A compass is an invaluable orientation aid, especially when you’re traveling by foot or bicycle. Some smartphones and navigation systems do not have built-in compasses, so they can determine direction only if you move fairly quickly. Old-fashioned hiking or cycling maps also still have their place, since they provide a much better overview than any display. Accordingly, the author went looking for a robust compass, and it quickly became clear that what he wanted was an electronic model — and of course, of his own design. The implementation of this sort of project is simplified by the fact that compass models with simple interfaces are available commercially. The author decided on a module with the designation HDMM01, which can be obtained from Pollin Electronic .
It incorporates a type MMC2120MG two-axis magnetic field sensor from Memsic. All you need to do is provide the module with a 5 V supply voltage, and you can read out the compass data from a two-pin I²C port (most easily done with a microcontroller). The compass circuit is built around an ATtiny84, which communicates with the compass module over the I²C bus. The two pull-up resistors R5 and R6 have standard values. The circuit can be powered from a 9 V battery, among other options. The voltage regulator reduces the input voltage to 5 V. The compass direction is indicated by a set of 16 LEDs, divided into in four groups of four LEDs each. The cathodes of the LEDs in each group are connected together, and the common cathode lead is connected to a port pin via a series resistor. Sets of four LED anodes are also connected to common port pins. If suitable signals are generated on the port pins, only one LED at a time will be lit, and this arrangement needs only eight port pins instead of sixteen.

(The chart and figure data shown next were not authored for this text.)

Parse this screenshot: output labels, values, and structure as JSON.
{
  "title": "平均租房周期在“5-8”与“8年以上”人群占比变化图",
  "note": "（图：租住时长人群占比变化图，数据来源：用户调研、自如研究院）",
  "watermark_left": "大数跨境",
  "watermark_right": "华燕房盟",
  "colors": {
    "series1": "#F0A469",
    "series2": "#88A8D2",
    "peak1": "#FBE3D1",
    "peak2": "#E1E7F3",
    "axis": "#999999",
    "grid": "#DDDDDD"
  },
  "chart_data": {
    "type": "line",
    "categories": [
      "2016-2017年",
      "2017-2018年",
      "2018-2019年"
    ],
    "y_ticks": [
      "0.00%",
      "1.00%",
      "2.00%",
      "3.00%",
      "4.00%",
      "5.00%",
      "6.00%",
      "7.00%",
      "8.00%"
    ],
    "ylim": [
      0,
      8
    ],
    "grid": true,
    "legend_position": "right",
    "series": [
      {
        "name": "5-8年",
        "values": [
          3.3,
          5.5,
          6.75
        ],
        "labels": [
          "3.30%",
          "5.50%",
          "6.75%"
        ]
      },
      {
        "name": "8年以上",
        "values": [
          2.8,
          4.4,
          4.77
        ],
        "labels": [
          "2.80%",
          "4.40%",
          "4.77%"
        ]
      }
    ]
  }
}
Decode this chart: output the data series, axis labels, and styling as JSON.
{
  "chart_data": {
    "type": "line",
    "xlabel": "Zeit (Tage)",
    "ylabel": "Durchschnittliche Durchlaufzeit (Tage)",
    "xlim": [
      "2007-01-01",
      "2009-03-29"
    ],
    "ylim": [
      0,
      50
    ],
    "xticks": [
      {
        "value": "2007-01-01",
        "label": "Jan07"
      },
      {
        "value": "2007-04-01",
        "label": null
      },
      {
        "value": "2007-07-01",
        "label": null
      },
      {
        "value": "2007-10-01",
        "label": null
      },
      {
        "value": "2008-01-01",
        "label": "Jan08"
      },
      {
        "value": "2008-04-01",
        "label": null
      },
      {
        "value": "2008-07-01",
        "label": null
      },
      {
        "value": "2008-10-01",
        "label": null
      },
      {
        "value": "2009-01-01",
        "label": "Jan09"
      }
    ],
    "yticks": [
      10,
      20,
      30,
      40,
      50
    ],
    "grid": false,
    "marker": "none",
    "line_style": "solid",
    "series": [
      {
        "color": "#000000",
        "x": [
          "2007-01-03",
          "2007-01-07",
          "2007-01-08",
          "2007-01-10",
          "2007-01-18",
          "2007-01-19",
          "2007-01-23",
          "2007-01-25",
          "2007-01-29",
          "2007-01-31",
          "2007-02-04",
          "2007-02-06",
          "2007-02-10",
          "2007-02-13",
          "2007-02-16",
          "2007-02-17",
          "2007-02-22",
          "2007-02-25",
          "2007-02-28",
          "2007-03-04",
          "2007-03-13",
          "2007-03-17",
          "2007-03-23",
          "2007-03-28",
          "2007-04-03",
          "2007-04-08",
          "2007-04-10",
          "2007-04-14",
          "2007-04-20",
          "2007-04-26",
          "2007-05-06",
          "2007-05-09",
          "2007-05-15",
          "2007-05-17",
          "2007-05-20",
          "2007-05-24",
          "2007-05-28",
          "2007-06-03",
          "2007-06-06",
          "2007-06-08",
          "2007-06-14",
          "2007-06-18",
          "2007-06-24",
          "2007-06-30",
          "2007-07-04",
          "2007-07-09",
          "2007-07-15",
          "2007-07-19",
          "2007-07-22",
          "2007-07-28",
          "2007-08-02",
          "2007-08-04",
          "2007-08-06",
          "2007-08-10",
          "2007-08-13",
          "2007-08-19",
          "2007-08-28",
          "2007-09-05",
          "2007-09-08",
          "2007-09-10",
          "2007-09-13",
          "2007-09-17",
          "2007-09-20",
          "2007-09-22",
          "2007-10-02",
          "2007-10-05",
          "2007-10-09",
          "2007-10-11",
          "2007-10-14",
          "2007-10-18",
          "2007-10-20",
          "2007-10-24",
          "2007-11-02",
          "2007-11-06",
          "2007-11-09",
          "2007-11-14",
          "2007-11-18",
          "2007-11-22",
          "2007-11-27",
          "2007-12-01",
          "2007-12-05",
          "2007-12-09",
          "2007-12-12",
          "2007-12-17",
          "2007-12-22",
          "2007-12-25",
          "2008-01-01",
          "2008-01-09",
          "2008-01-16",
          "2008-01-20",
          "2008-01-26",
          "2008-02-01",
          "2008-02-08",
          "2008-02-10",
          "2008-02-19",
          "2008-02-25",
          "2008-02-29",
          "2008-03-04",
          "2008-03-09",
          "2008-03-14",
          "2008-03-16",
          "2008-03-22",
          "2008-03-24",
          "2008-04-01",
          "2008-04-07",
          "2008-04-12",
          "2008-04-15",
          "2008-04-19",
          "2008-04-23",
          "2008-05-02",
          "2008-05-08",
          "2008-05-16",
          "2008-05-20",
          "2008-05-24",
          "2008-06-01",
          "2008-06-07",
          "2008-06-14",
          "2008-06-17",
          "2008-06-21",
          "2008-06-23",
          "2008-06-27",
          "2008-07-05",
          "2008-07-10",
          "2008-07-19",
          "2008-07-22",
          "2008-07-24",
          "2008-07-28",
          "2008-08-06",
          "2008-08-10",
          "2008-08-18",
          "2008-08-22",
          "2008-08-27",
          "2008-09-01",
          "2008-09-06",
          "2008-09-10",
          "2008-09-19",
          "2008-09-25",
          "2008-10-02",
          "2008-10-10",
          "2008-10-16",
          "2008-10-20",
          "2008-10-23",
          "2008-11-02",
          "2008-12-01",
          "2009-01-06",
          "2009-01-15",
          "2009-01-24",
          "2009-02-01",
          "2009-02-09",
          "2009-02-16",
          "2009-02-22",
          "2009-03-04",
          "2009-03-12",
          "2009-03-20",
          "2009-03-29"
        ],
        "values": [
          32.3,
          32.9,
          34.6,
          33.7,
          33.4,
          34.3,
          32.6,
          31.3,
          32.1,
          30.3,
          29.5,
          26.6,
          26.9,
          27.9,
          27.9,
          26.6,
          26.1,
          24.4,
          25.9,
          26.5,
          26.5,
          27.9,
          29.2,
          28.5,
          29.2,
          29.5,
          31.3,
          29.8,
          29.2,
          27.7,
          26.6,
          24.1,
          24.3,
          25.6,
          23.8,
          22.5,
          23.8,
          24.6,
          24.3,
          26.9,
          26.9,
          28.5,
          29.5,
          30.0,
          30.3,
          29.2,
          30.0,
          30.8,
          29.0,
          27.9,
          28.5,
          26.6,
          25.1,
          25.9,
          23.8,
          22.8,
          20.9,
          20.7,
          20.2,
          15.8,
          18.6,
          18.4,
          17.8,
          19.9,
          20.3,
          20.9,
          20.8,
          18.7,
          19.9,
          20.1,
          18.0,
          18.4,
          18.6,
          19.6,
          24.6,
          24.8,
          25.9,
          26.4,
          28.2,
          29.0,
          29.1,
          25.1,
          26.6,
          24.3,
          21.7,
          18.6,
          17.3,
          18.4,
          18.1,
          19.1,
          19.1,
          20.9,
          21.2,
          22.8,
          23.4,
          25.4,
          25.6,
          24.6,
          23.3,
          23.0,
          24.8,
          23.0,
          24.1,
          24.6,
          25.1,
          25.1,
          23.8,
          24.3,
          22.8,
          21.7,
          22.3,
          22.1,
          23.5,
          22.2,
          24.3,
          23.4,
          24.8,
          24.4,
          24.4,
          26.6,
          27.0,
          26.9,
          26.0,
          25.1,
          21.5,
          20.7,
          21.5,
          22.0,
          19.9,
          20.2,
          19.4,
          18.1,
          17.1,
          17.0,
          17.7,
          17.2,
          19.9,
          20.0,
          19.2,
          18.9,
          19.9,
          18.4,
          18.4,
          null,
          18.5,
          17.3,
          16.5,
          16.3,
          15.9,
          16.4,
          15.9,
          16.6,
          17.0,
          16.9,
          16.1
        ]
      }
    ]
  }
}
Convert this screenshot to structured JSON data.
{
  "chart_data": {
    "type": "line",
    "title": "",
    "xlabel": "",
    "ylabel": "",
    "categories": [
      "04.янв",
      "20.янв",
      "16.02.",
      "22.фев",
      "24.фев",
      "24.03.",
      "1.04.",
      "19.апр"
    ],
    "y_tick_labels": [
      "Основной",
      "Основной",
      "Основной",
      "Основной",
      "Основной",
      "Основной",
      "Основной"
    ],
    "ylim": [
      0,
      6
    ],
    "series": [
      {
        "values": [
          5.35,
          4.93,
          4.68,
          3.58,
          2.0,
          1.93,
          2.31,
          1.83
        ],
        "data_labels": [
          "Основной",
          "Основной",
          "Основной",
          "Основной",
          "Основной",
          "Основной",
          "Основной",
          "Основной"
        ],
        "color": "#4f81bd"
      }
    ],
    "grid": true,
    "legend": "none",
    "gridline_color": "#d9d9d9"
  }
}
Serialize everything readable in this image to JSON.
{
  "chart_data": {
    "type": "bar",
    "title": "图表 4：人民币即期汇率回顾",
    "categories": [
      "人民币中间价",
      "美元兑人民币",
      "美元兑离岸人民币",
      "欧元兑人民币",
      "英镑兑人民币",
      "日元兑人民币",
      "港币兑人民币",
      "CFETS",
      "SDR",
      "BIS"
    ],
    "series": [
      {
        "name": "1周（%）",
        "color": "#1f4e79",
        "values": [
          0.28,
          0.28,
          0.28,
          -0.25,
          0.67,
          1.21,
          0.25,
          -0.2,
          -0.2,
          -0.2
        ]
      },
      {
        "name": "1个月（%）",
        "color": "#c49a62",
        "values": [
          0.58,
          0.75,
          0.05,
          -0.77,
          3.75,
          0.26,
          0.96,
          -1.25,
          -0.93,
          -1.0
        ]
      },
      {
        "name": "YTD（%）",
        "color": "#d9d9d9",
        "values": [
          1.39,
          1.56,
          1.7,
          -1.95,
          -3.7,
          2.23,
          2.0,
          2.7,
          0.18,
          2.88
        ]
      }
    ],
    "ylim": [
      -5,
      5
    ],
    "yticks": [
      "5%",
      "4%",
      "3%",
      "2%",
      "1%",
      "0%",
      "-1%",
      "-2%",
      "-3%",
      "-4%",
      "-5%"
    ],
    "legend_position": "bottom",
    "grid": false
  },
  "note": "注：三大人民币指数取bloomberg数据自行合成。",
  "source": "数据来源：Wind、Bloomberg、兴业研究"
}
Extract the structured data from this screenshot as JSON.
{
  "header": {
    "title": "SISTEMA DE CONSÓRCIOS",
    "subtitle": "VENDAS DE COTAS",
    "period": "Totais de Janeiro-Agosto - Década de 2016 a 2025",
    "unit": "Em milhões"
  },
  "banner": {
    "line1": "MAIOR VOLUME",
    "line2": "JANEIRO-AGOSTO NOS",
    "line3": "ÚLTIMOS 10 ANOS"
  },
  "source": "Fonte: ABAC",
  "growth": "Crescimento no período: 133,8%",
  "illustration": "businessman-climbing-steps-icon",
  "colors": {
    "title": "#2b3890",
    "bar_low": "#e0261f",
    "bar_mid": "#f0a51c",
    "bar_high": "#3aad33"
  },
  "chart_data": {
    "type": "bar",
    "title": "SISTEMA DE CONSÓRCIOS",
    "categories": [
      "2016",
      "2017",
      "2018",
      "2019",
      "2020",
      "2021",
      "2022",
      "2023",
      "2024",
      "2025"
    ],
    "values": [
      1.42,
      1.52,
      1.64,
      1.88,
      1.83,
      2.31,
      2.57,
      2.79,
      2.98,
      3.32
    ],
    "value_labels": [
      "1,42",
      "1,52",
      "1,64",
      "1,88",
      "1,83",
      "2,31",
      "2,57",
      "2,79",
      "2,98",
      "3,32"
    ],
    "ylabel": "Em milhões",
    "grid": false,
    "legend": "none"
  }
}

The intelligence of the circuit is vested in the microcontroller firmware, starting with the I²C interface. This is necessary because the ATtiny84 does not have a hardware I²C interface (which Atmel calls ‘Two Wire Interface’ or TWI), but instead only a ‘Universal Serial Interface’ (USI). The I²C functionality must, therefore, be emulated using the USI, in the manner described in an Atmel application note . The compass module supplies the X and Y components of the magnetic field assigned numbers. The corresponding quadrant can be determined from the signs of the numbers, and the angle within the quadrant can be obtained using the expression Angle = arctan(abs(Y/X)), where the function abs() returns the absolute value of the quotient of Y and X. The average values of X and Y are calculated from a set of eight samples in an endless loop in the main routine of the firmware and are used to compute the angle.
From this the LED that points to the north can be determined. To allow the direction to be indicated with sufficient precision, the LEDs should be arranged in a circle with equal spacing and in the same sequence as shown on the schematic diagram. LED D1 must be aligned to the top edge of the module (oriented so that the IC marking can be read normally). For best results, you should use another compass to calibrate the assembly and adjust the orientation of the module (connected to the circuit by loose wires) accordingly. Then secure the module to the PCB with a drop of heat-melt glue. The firmware (source code for WinAVR and hex code) can be downloaded from the Elektor website. The main routine is contained in the file tiny_compass.c; the routine USI_TWI_Master.c handles I²C communication and the routine led_driver.c drives the LEDs. The microcontroller can be programmed directly on the PCB via connector K1. The fuse bits must be configured as follows: EXT = 0xFF, HIGH = 0xDF, LOW = 0xE2. If you don’t want to program the microcontroller yourself, you can buy a pre-programmed device from the Elektor Shop  (order number 120045-41).